Steps to an Ecology of Mind

Here's a Voice of America news story on the proposed ban on trade in bluefin tuna being considered this weekend at the Convention on International Trade in Endangered Species (CITES) conference in Doha.

Several countries are already posturing to oppose a ban, apparently willing to exploit the fish to extinction, eyes wide open.

As Gwynne Dyer points out the countries that consume the tuna the most (and one would think might miss it when it's gone) are the same countries who oppose restrictions on the fishery, despite signs of imminent collapse. According to Dyer, a 233-kilo bluefin was recently sold for $175,000 to three sushi restuarants bidding together in Japan and Hong Kong. It seems we'll be ready to put a price on the very last bluefin.

All of this is dumbfounding, but as I'm learning from "Steps to an Ecology of Mind" by Gregory Bateson, we really are dumb and need some edumucating.

When it comes to the ecological crisis, according to Bateson, the roots of our current dysfunction, are a few fundamental errors in Western thought that can be traced back over thousands of years, but that have only recently (last 100 years) become pathological as a result of technological development and population growth, developments that have operationalized our flawed world view on a massive (and unsustainable) scale.

A few excerpts I've found particularly insightful:

"Now we begin to see some of the epistemological fallacies of Occidental (read Western) civilization. In accordance with the general climate of thinking in mid-nineteenth-century England, Darwin proposed a theory of natural selection and evolution in which the unit of survival was either the family line or the species or subspecies or something of the sort. But today it is quite obvious that this is not the unit of survival in the real biological world. The unit of survival is organism plus environment. We are learning by bitter experience that the organism which destroys its environment destroys itself." (P.491).
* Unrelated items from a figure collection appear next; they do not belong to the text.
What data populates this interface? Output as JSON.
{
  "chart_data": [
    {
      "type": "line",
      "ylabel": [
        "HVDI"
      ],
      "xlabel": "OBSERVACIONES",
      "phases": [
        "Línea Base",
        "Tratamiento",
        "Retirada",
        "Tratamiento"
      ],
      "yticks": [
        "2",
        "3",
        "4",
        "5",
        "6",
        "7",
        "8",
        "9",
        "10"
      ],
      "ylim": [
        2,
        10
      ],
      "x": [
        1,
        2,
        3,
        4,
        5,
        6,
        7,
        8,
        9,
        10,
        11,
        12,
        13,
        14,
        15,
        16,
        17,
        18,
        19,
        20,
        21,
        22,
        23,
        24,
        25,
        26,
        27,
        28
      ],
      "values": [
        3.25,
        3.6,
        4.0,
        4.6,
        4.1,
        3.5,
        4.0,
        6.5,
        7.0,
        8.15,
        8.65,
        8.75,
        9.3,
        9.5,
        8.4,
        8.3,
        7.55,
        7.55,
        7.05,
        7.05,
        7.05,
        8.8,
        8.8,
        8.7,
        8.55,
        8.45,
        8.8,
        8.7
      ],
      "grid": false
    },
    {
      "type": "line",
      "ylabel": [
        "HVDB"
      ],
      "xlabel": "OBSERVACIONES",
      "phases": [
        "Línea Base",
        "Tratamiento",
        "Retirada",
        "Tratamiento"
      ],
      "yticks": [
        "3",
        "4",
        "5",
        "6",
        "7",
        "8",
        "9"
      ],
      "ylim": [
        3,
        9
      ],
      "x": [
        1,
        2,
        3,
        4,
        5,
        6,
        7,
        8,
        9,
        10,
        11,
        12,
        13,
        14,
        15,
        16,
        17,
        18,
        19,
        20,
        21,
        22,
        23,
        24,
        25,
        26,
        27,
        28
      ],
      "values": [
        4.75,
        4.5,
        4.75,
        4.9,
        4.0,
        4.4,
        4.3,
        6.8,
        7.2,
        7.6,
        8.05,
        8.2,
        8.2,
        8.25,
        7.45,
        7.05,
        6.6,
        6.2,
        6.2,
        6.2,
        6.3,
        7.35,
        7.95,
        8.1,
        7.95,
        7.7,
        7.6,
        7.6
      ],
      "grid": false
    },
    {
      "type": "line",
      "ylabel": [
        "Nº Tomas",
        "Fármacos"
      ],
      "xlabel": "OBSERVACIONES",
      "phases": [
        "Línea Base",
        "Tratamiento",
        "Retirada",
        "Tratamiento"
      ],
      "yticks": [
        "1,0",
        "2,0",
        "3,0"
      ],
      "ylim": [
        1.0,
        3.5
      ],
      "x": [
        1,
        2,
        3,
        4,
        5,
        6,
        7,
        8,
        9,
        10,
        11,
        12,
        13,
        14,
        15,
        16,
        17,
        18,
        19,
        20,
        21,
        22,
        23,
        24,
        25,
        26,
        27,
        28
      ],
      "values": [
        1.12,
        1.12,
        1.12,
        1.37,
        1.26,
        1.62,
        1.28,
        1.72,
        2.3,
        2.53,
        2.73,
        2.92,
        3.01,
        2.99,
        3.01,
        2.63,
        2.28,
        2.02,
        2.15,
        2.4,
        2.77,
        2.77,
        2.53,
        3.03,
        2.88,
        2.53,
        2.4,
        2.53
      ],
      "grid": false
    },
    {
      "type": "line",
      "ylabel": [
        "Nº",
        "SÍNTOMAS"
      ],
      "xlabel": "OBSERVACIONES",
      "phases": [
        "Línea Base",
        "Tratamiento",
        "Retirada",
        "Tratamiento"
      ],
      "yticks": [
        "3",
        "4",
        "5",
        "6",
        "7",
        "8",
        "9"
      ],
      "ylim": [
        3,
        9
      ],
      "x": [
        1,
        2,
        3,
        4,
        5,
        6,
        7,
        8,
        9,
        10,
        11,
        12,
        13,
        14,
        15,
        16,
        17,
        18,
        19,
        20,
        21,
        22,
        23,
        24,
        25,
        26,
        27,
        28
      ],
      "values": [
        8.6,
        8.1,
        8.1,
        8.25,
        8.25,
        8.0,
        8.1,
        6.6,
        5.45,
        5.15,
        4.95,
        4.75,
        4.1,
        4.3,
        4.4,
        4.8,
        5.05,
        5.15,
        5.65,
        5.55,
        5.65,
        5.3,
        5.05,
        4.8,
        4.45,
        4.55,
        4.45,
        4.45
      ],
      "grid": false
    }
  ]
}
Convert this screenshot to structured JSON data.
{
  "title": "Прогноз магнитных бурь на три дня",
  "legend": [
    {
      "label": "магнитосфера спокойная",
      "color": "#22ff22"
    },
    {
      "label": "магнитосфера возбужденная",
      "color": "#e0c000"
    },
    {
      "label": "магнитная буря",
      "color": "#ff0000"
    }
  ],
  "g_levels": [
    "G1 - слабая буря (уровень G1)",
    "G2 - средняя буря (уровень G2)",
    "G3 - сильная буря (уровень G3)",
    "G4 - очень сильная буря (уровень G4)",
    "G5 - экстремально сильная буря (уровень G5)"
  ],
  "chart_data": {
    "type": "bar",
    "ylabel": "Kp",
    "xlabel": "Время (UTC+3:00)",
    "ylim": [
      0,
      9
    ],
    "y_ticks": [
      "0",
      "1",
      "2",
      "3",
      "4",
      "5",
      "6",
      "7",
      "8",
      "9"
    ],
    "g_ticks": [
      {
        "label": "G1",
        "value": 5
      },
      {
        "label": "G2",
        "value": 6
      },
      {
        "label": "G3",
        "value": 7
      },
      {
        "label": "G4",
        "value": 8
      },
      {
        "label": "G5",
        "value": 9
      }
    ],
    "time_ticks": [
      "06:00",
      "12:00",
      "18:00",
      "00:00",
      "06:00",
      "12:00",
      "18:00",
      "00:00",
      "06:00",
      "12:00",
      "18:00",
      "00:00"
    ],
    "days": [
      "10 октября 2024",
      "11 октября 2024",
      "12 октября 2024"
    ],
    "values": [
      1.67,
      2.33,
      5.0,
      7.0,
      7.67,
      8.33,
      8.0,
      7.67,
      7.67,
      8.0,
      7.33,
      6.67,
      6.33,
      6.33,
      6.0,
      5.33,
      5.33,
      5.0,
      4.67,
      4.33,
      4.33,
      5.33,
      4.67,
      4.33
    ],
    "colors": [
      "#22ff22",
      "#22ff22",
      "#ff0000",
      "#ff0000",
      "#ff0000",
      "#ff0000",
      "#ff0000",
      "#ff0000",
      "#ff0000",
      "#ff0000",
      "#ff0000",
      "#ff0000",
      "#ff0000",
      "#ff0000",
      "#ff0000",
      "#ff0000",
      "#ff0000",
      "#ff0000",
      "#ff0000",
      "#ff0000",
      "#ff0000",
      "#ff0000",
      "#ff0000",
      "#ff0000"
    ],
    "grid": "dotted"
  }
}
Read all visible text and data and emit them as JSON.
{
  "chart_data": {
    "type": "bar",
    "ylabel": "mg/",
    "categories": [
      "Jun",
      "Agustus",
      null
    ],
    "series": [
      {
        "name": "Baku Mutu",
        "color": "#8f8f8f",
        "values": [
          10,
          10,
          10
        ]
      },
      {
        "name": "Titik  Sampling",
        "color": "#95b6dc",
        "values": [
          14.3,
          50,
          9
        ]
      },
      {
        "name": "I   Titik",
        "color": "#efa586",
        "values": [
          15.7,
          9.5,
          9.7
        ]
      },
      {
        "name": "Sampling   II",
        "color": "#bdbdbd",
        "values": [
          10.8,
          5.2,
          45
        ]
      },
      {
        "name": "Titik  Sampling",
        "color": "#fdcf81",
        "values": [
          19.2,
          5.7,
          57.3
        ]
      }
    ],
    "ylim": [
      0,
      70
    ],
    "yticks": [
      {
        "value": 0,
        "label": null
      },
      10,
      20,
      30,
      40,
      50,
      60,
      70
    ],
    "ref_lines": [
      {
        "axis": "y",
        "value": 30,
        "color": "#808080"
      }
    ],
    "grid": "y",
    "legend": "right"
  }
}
"There is an ecology of bad ideas, just as there is an ecology of weeds, and it is characteristic of the system that basic error propagates itself. It branches out like a rooted parasite through the tissues of life, and everything gets into a rather peculiar mess. When you narrow down your epistemology and act on the premise "What interests me is me, or my organization, or my species," you chop off consideration of other loops of the loop structure. You decide that you want to get rid of the by-products of human life and that Lake Erie will be a good place to put them. You forget that the eco-mental system called Lake Erie is part of your wider eco-mental system- and that if Lake Erie is driven insane, its insanity is incorporated with the larger system of your thought and experience." (P.492).

"...I regard the grooves of destiny into which our civilization has entered as a special case of evolutionary cul-de-sac. Courses which offered short-term advantage have been adopted, have become rigidly programmed, and have begun to prove disastrous over longer time. This is the paradigm for extinction by way of loss of flexibility. And this paradigm is more surely lethal when the courses of action are chosen in order to maximize single variables." (p509).

These excerpts and Bateson's ideas for potential remedies are interspersed among several related essays, and I'm going to tackle a summary of those potential solutions over the next few posts.